The drop was caused by a construction collapse after Beijing cracked down on speculation and debt in the real estate sector, as well as high coal prices that led to rationing of electricity across the country, Myllyvirta said. .

“The drop in emissions could mark a turning point and an early spike in China’s total emissions, years ahead of its peak target before 2030,” Myllyvirta said in her report.

But he warned that “if the Chinese government injects further construction stimulus to stimulate its economy, emissions could rebound again, before peaking later this decade.”
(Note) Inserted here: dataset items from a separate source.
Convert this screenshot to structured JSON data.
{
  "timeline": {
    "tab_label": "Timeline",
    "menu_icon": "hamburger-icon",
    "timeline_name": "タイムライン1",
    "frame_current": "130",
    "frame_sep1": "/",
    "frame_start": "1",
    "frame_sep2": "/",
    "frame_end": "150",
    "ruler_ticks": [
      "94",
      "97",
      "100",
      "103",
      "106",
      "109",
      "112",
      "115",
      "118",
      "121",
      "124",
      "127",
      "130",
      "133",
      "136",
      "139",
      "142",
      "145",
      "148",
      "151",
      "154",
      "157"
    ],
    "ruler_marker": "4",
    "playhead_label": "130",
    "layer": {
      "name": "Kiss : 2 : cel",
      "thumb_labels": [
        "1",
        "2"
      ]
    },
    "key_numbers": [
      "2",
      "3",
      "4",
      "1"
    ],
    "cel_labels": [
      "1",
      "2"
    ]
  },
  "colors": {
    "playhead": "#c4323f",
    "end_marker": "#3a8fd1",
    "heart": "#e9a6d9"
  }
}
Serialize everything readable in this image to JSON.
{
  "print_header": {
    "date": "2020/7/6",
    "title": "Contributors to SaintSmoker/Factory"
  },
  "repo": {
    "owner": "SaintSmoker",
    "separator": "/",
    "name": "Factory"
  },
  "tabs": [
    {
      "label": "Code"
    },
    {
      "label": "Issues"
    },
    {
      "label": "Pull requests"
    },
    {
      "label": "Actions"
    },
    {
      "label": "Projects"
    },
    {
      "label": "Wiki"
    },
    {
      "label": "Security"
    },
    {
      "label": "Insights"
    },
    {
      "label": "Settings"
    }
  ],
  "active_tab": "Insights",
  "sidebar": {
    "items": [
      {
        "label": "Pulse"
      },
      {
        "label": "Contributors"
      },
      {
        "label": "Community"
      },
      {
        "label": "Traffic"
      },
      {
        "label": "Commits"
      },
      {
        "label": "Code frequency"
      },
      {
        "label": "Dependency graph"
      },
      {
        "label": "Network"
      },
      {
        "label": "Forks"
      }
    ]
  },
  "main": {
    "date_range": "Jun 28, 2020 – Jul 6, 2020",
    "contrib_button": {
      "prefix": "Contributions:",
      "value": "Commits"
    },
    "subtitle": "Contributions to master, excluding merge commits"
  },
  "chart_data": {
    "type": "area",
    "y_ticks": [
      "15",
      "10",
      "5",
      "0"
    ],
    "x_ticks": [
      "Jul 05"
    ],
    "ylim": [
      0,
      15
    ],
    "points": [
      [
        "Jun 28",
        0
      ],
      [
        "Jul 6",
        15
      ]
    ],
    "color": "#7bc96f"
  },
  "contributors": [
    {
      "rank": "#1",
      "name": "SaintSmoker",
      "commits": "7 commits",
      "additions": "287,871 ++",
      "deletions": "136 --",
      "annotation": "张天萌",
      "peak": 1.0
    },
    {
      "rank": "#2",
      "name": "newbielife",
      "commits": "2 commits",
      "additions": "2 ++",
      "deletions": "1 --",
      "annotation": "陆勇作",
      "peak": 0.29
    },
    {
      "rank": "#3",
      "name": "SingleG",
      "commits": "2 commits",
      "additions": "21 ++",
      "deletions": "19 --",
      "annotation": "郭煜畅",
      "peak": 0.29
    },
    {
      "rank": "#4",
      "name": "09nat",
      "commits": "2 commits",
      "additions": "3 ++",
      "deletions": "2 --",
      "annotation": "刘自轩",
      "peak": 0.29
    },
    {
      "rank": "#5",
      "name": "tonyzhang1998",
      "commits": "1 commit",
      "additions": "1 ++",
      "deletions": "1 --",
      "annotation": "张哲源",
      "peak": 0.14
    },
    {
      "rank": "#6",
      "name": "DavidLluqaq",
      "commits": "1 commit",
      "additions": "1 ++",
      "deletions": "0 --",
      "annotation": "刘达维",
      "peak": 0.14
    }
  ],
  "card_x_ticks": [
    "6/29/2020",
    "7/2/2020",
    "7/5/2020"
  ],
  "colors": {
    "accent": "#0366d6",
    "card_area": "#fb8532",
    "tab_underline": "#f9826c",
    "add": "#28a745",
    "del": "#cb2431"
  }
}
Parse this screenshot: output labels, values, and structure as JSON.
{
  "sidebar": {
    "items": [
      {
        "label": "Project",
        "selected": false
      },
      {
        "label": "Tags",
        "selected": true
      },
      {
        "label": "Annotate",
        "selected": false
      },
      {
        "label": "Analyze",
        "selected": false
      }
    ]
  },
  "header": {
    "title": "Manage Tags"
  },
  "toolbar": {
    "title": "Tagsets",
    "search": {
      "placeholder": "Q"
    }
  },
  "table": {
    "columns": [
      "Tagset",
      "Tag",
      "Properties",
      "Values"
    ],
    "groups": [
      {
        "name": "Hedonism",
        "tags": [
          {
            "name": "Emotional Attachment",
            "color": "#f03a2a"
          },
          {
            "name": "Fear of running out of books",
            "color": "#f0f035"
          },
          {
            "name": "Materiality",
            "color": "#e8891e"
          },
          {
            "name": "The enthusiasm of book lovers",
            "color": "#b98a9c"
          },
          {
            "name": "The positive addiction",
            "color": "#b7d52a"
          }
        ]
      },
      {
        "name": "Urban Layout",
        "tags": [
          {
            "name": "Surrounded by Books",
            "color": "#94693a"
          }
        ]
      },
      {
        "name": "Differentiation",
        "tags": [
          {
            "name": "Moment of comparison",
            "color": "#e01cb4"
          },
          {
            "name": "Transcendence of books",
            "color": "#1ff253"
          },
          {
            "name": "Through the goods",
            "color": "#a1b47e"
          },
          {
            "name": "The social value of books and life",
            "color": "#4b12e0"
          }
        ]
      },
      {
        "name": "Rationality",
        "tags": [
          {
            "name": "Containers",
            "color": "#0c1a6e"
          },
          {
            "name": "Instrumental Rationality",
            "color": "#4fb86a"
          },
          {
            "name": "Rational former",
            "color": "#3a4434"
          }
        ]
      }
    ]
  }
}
While the coal crisis was “caused by increased coal consumption and price control policies,” the perception in the country that the transition to cleaner energy was to blame could make Beijing hesitate to step up its policies. climate goals until the coal crisis is fully resolved, Myllyvirta added.

The recent COP26 climate summit put China’s climate commitments in the spotlight, with critics accusing the world’s biggest polluter of not being ambitious enough in its emissions targets.

Communist leaders also face national pressure to avoid the economic downturn, making authorities reluctant to define specific emission reduction measures.

Earlier this month, parts of the north of the country experienced heavy pollution after China said it increased its daily coal production by more than one million tonnes to ease the energy shortage.

(Except for the title, this story was not edited by DAILYNEWSCATCH staff and is posted from a syndicated feed.)